U.S.-based multinational oil and gas company, Exxon Mobil Corporation, under rising pressure from climate change activists and investors, has recently announced a new five-year plan to significantly reduce its carbon footprint.
The announcement comes along the heels of the changes demanded by Church Commissioners for England along with multiple investor groups targeting the company for financial underperformance as well as failing to address long-term clean fuel transition needs.
It is to be noted that Exxon’s rivals, including BP Plc and Royal Dutch Shell, have set long-term climate goals for achieving net zero greenhouse gas emissions by the year 2050. In view of this, the American oil & gas giant indicated that it is planning on reporting Scope 3 emissions discharged from its consumer products, primarily gasoline and jet fuel.
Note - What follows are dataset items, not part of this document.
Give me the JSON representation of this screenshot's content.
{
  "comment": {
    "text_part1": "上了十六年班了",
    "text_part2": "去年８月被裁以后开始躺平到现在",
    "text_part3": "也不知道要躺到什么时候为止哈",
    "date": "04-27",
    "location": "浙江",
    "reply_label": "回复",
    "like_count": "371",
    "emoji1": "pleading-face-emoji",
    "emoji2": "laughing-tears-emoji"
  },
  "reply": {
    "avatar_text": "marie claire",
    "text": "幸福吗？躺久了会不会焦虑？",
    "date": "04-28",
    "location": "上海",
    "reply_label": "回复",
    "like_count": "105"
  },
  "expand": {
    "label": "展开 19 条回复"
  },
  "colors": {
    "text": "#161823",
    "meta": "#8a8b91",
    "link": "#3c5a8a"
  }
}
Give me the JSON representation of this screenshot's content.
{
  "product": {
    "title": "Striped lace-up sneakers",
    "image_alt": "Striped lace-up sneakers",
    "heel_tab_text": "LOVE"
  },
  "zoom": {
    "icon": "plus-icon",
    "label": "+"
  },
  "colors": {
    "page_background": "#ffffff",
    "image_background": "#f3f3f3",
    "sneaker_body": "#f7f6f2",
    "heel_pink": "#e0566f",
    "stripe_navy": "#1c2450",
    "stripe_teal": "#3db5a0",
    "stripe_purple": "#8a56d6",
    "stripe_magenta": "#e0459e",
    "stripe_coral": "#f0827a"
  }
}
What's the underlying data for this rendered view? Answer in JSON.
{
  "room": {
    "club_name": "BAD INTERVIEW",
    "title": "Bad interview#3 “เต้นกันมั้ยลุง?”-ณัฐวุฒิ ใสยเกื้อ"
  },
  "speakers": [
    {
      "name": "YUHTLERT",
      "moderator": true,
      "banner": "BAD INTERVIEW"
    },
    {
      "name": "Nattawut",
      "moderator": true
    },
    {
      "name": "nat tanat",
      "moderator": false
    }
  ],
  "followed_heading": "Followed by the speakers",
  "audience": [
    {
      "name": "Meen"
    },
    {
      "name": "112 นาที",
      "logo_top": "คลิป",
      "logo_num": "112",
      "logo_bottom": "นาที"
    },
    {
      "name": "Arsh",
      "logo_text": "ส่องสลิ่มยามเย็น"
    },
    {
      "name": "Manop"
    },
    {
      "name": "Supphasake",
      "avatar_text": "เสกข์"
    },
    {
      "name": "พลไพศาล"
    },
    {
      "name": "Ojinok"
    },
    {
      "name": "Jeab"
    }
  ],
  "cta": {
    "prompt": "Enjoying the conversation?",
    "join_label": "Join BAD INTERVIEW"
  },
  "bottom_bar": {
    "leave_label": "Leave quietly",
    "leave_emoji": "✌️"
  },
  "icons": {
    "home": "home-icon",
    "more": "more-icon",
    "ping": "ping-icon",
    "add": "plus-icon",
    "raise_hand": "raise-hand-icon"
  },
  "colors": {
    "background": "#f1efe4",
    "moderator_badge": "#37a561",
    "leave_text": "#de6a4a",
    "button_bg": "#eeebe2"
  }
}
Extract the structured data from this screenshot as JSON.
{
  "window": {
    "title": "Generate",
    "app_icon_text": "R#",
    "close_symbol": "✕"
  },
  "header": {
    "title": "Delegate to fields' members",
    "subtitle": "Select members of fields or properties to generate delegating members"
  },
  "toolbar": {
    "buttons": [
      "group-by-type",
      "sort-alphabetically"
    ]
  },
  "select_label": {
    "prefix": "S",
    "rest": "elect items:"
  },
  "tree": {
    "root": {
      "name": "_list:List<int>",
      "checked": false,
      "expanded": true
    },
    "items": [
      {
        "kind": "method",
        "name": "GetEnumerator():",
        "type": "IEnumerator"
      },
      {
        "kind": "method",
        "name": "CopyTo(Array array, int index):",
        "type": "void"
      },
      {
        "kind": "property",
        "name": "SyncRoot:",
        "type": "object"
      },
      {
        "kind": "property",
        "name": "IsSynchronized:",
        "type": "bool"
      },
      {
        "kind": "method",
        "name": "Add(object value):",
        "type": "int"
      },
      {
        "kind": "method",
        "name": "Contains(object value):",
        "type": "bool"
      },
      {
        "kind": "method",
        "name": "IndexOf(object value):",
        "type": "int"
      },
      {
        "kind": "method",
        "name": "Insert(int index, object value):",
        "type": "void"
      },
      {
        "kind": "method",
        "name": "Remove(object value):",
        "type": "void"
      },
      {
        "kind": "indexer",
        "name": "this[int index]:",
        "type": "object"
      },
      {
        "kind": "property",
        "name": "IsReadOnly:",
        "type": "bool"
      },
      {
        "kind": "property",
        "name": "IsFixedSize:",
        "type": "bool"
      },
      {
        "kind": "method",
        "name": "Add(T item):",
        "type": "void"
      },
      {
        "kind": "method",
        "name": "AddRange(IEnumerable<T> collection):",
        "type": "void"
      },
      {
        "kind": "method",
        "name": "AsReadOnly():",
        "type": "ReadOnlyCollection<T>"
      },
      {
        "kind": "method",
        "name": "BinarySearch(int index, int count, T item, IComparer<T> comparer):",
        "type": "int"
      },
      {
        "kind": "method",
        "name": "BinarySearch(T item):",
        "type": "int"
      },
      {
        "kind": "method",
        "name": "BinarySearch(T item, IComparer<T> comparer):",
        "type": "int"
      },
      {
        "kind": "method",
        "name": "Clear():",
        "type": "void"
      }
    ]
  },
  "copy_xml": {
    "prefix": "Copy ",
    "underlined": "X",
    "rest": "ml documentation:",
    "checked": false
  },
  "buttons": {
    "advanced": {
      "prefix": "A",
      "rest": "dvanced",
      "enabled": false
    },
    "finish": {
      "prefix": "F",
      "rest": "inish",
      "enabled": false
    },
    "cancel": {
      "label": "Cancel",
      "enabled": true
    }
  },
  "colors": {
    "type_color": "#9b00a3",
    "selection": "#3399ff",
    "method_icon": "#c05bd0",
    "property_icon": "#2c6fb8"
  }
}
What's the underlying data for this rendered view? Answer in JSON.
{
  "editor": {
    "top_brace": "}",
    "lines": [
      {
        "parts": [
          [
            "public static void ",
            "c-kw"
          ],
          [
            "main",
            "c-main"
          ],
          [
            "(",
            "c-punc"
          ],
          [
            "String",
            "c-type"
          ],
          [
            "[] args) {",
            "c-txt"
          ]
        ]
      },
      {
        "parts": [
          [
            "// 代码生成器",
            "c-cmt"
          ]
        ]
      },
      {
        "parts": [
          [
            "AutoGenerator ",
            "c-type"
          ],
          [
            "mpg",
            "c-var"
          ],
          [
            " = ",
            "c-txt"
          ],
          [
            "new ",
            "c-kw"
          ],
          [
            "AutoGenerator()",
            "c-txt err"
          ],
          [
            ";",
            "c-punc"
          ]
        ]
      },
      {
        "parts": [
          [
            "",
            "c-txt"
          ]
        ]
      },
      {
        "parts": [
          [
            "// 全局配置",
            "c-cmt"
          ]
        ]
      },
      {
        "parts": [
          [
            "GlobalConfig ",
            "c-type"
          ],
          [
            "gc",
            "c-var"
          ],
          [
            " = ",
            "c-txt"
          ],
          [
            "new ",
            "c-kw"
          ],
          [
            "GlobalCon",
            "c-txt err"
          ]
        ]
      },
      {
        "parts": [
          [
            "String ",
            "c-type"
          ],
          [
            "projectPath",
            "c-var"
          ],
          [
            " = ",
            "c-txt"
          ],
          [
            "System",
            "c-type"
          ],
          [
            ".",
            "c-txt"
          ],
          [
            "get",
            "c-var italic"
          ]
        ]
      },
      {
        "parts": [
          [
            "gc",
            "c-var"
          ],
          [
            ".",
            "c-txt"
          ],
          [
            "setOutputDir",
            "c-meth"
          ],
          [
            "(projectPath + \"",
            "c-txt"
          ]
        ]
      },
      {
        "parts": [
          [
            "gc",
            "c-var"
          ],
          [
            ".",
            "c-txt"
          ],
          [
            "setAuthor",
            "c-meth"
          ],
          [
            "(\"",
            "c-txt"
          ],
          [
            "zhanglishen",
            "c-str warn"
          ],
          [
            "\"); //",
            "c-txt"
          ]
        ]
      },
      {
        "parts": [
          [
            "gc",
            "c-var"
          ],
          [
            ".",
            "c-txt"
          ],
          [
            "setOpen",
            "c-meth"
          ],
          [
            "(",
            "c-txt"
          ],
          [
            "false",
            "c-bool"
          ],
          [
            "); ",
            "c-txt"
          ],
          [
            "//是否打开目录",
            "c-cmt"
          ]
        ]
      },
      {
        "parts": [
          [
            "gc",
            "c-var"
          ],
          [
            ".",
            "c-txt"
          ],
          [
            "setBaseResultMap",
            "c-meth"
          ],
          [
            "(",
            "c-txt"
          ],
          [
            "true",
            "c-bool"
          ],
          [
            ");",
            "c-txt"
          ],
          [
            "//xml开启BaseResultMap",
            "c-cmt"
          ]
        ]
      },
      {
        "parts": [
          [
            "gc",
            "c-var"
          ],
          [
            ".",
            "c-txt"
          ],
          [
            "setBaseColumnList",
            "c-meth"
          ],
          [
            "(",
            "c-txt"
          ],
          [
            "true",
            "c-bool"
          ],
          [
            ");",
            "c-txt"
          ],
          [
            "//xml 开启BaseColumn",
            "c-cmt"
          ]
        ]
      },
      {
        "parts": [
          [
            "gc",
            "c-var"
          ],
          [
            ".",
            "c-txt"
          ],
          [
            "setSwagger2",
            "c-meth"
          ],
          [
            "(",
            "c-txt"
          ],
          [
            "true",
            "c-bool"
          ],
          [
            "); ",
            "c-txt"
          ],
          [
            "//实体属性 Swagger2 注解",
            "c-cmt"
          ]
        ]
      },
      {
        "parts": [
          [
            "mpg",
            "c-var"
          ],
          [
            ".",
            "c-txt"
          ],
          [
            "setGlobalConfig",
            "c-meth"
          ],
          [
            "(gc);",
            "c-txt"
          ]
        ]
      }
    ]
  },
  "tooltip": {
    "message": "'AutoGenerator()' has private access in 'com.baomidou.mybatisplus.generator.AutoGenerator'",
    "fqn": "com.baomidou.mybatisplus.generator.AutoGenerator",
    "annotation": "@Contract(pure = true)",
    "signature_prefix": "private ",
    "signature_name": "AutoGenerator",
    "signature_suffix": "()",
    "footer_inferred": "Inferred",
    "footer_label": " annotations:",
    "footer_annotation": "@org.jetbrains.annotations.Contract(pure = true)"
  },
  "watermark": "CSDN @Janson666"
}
If sources are to be believed, the company’s five-year plan includes reducing the intensity of its oilfield greenhouse gas emissions by 15%-20% in contrast to those in 2016. This reduction will be aided by a 35%-45% decrease in flaring intensity and a 40%-50% decrease in methane intensity across all the company’s global operations.
Exxon claims that it is in compliance with the Paris climate accord held in 2015, that set goals of keeping global warming below 3.6 degrees Fahrenheit (2 degrees Celsius). Despite the United States’ exit from the accord under the Trump Administration, the company has continued to support the climate change initiative, cited credible sources.
Director of greenhouse gas & climate change at Exxon, Peter Trelenberg commented that the organization recognizes the ambition of the Paris accord to achieve net zero greenhouse gas emissions before the end of the century. In this context, the company will further set new goals once the targets for 2025 are met, he added.